ECHR convicts Russia in case of Ivantoc and Others v. Moldova and Russia
Former political detainees of the Transnistrian regime Andrei Ivantoc and Tudor Popa won a case against Russia at the European Court of Human Rights. Russia was obliged to pay the applicants €160,000 in respect of pecuniary and non-pecuniary damage, Info-Prim Neo reports.
Russia is to pay damages for the fact that Andrei Ivantoc and Tudor Popa had been illegally detained until 2007, despite the ECHR’s decision on the case of Ilascu and Others v. Moldova and Russia of July 8, 2004, whereby the two states were obliged to make sure that the detainees were immediately set free, Deputy Minister of Justice Vladimir Grosu told a news conference. Moldova was absolved from paying damages.
The case refers to the continuous non-fulfillment of the Grand Chamber’s decision of July 2004. The Grand Chamber ruled that Iascu and the other plaintiffs were illegally held under a decision by a Transnistrian court and subjected to inhuman and degrading treatment and torture, and ordered that the authorities of Moldova and Russia take all the measures to hasten the release of the detainees.
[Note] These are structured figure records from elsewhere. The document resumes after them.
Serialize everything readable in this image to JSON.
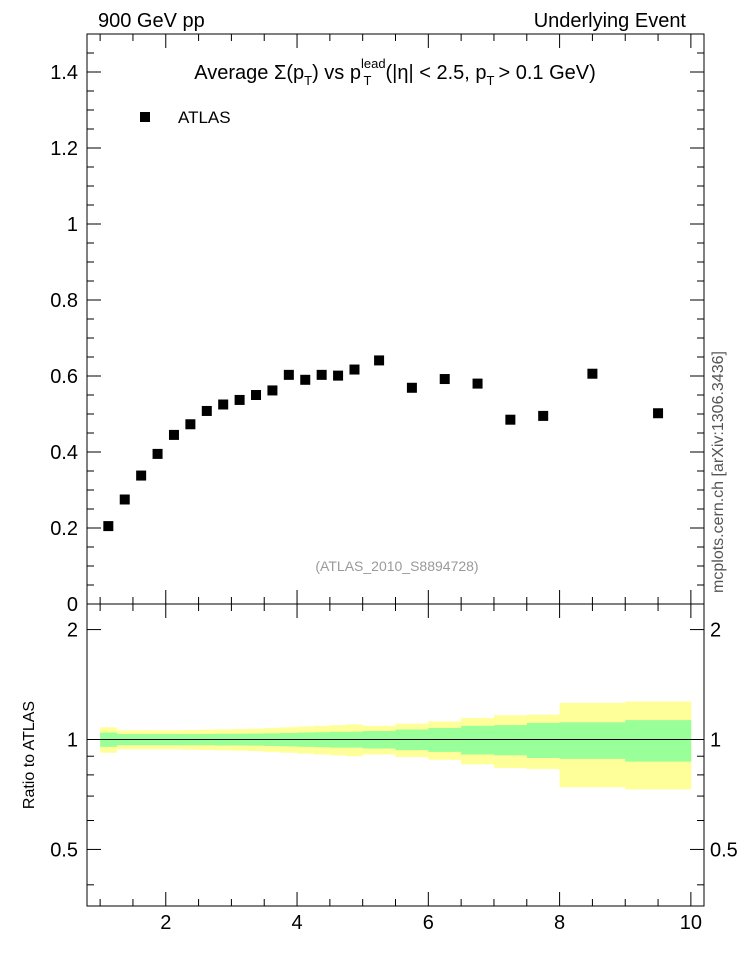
{
  "header": {
    "left": "900 GeV pp",
    "right": "Underlying Event"
  },
  "side_label": "mcplots.cern.ch [arXiv:1306.3436]",
  "reference_label": "(ATLAS_2010_S8894728)",
  "chart_data": [
    {
      "type": "scatter",
      "title": {
        "prefix": "Average",
        "sigma": "Σ(p",
        "sigma_sub": "T",
        "mid": ") vs p",
        "mid_sup": "lead",
        "mid_sub": "T",
        "cut_open": "(|η| < 2.5, p",
        "cut_sub": "T",
        "cut_close": "> 0.1 GeV)"
      },
      "legend": {
        "entry": "ATLAS",
        "position": "top-left"
      },
      "xlim": [
        0.8,
        10.2
      ],
      "ylim": [
        0,
        1.5
      ],
      "yticks": [
        0.2,
        0.4,
        0.6,
        0.8,
        1.0,
        1.2,
        1.4
      ],
      "ytick_labels": [
        "0.2",
        "0.4",
        "0.6",
        "0.8",
        "1",
        "1.2",
        "1.4"
      ],
      "y0_label": "0",
      "series": [
        {
          "name": "ATLAS",
          "x": [
            1.125,
            1.375,
            1.625,
            1.875,
            2.125,
            2.375,
            2.625,
            2.875,
            3.125,
            3.375,
            3.625,
            3.875,
            4.125,
            4.375,
            4.625,
            4.875,
            5.25,
            5.75,
            6.25,
            6.75,
            7.25,
            7.75,
            8.5,
            9.5
          ],
          "y": [
            0.205,
            0.275,
            0.338,
            0.395,
            0.445,
            0.473,
            0.508,
            0.525,
            0.537,
            0.55,
            0.562,
            0.603,
            0.59,
            0.603,
            0.601,
            0.617,
            0.641,
            0.569,
            0.592,
            0.58,
            0.485,
            0.495,
            0.606,
            0.502
          ]
        }
      ]
    },
    {
      "type": "area",
      "ylabel": "Ratio to ATLAS",
      "xlim": [
        0.8,
        10.2
      ],
      "ylim": [
        0.35,
        2.35
      ],
      "xticks": [
        2,
        4,
        6,
        8,
        10
      ],
      "xtick_labels": [
        "2",
        "4",
        "6",
        "8",
        "10"
      ],
      "yticks": [
        0.5,
        1,
        2
      ],
      "ytick_labels": [
        "0.5",
        "1",
        "2"
      ],
      "reference_line": 1,
      "bins": [
        1.0,
        1.25,
        1.5,
        1.75,
        2.0,
        2.25,
        2.5,
        2.75,
        3.0,
        3.25,
        3.5,
        3.75,
        4.0,
        4.25,
        4.5,
        4.75,
        5.0,
        5.5,
        6.0,
        6.5,
        7.0,
        7.5,
        8.0,
        9.0,
        10.0
      ],
      "bands": [
        {
          "name": "stat",
          "color": "#99ff99",
          "lo": [
            0.955,
            0.965,
            0.965,
            0.965,
            0.965,
            0.965,
            0.965,
            0.963,
            0.963,
            0.962,
            0.96,
            0.958,
            0.955,
            0.953,
            0.95,
            0.95,
            0.945,
            0.935,
            0.925,
            0.91,
            0.905,
            0.89,
            0.885,
            0.87
          ],
          "hi": [
            1.045,
            1.035,
            1.035,
            1.035,
            1.035,
            1.035,
            1.035,
            1.037,
            1.037,
            1.038,
            1.04,
            1.042,
            1.045,
            1.047,
            1.05,
            1.05,
            1.055,
            1.065,
            1.075,
            1.09,
            1.095,
            1.11,
            1.115,
            1.13
          ]
        },
        {
          "name": "total",
          "color": "#ffff99",
          "lo": [
            0.92,
            0.94,
            0.94,
            0.94,
            0.94,
            0.938,
            0.936,
            0.934,
            0.932,
            0.93,
            0.925,
            0.92,
            0.915,
            0.91,
            0.905,
            0.9,
            0.91,
            0.895,
            0.88,
            0.855,
            0.835,
            0.83,
            0.74,
            0.73
          ],
          "hi": [
            1.08,
            1.06,
            1.06,
            1.06,
            1.06,
            1.062,
            1.064,
            1.066,
            1.068,
            1.07,
            1.075,
            1.08,
            1.085,
            1.09,
            1.095,
            1.1,
            1.09,
            1.105,
            1.12,
            1.145,
            1.165,
            1.17,
            1.26,
            1.27
          ]
        }
      ]
    }
  ]
}
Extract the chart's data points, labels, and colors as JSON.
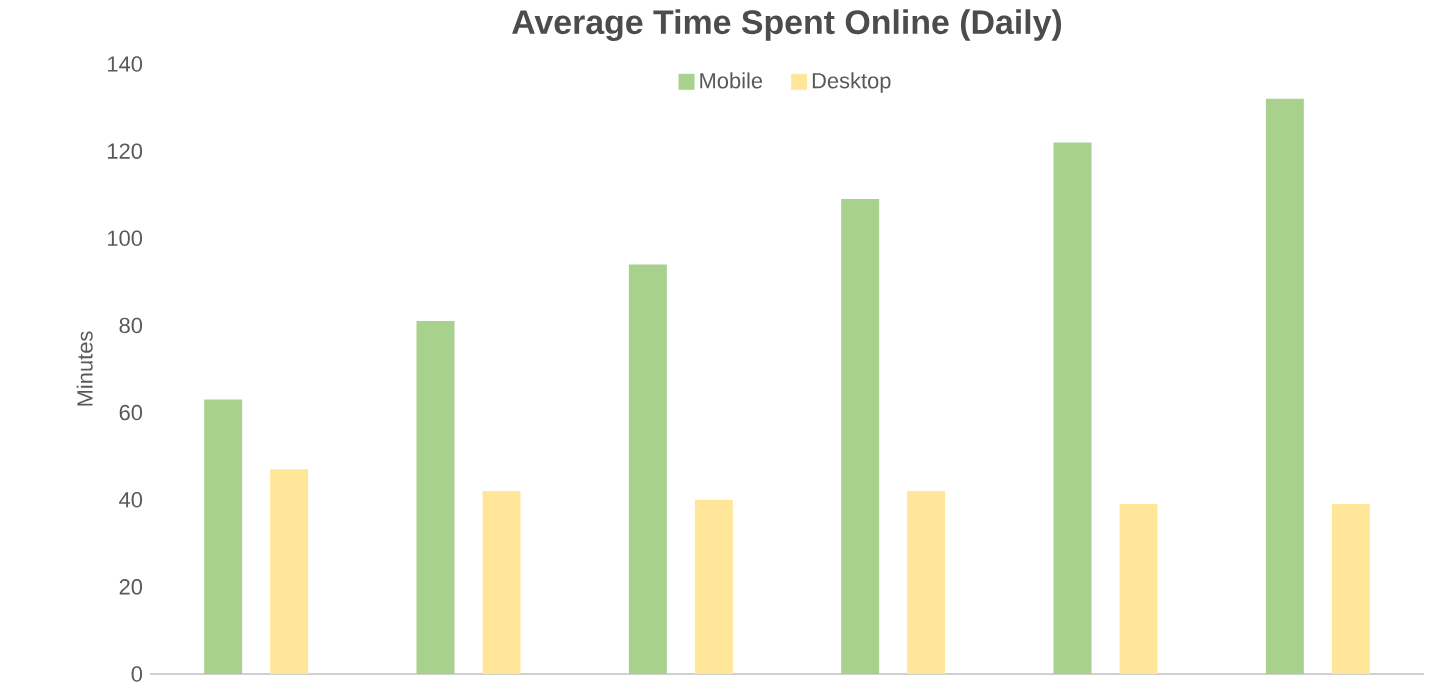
{
  "chart_data": {
    "type": "bar",
    "title": "Average Time Spent Online (Daily)",
    "ylabel": "Minutes",
    "categories": [
      null,
      null,
      null,
      null,
      null,
      null
    ],
    "series": [
      {
        "name": "Mobile",
        "color": "#a9d18e",
        "values": [
          63,
          81,
          94,
          109,
          122,
          132
        ]
      },
      {
        "name": "Desktop",
        "color": "#ffe699",
        "values": [
          47,
          42,
          40,
          42,
          39,
          39
        ]
      }
    ],
    "ylim": [
      0,
      140
    ],
    "yticks": [
      0,
      20,
      40,
      60,
      80,
      100,
      120,
      140
    ],
    "grid": false,
    "legend": "top",
    "tick_labels": "y"
  }
}
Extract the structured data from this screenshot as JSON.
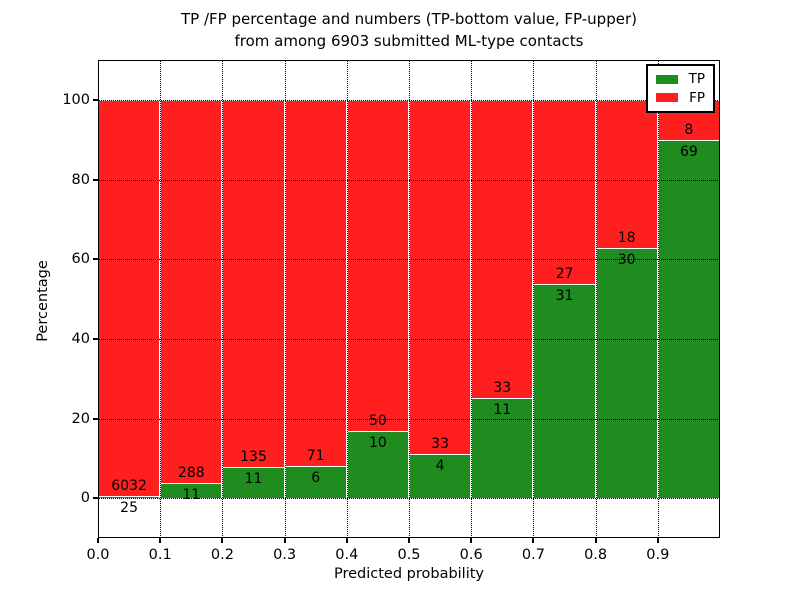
{
  "chart_data": {
    "type": "bar",
    "stacked": true,
    "normalized_to_percent": true,
    "title": "TP /FP percentage and numbers (TP-bottom value, FP-upper) from among 6903 submitted ML-type contacts",
    "title_lines": [
      "TP /FP percentage and numbers (TP-bottom value, FP-upper)",
      "from among 6903 submitted ML-type contacts"
    ],
    "total_contacts": 6903,
    "xlabel": "Predicted probability",
    "ylabel": "Percentage",
    "categories": [
      "0.0",
      "0.1",
      "0.2",
      "0.3",
      "0.4",
      "0.5",
      "0.6",
      "0.7",
      "0.8",
      "0.9"
    ],
    "bin_width": 0.1,
    "series": [
      {
        "name": "TP",
        "color": "#1e8c1e",
        "values": [
          25,
          11,
          11,
          6,
          10,
          4,
          11,
          31,
          30,
          69
        ]
      },
      {
        "name": "FP",
        "color": "#ff1f1f",
        "values": [
          6032,
          288,
          135,
          71,
          50,
          33,
          33,
          27,
          18,
          8
        ]
      }
    ],
    "tp_percent_of_bar": [
      0.4,
      3.7,
      7.5,
      7.8,
      16.7,
      10.8,
      25.0,
      53.4,
      62.5,
      89.6
    ],
    "x_ticks": [
      "0.0",
      "0.1",
      "0.2",
      "0.3",
      "0.4",
      "0.5",
      "0.6",
      "0.7",
      "0.8",
      "0.9"
    ],
    "y_ticks": [
      "0",
      "20",
      "40",
      "60",
      "80",
      "100"
    ],
    "xlim": [
      0.0,
      1.0
    ],
    "ylim": [
      -10,
      110
    ],
    "grid": "dotted-both-axes",
    "bar_edge_color": "#ffffff",
    "legend": {
      "position": "upper right",
      "labels": [
        "TP",
        "FP"
      ]
    }
  }
}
As Andrei Ivantoc and Tudor Popa weren’t set free in 2004, the plaintiffs filed a new application to the ECHR in 2005.
”On November 15, the ECHR decided that Moldova fulfilled its obligations to guarantee the rights of the plaintiffs through the European Convention on Human Rights, since July 2004,” said Vladimir Grosu.
The High Court also ruled that Russia is responsible for the violation of plaintiffs’ rights and that Moscow continues to have a close relation with the separatist Transnistrian regime, providing military, political, financial, economic and other kinds of support to it.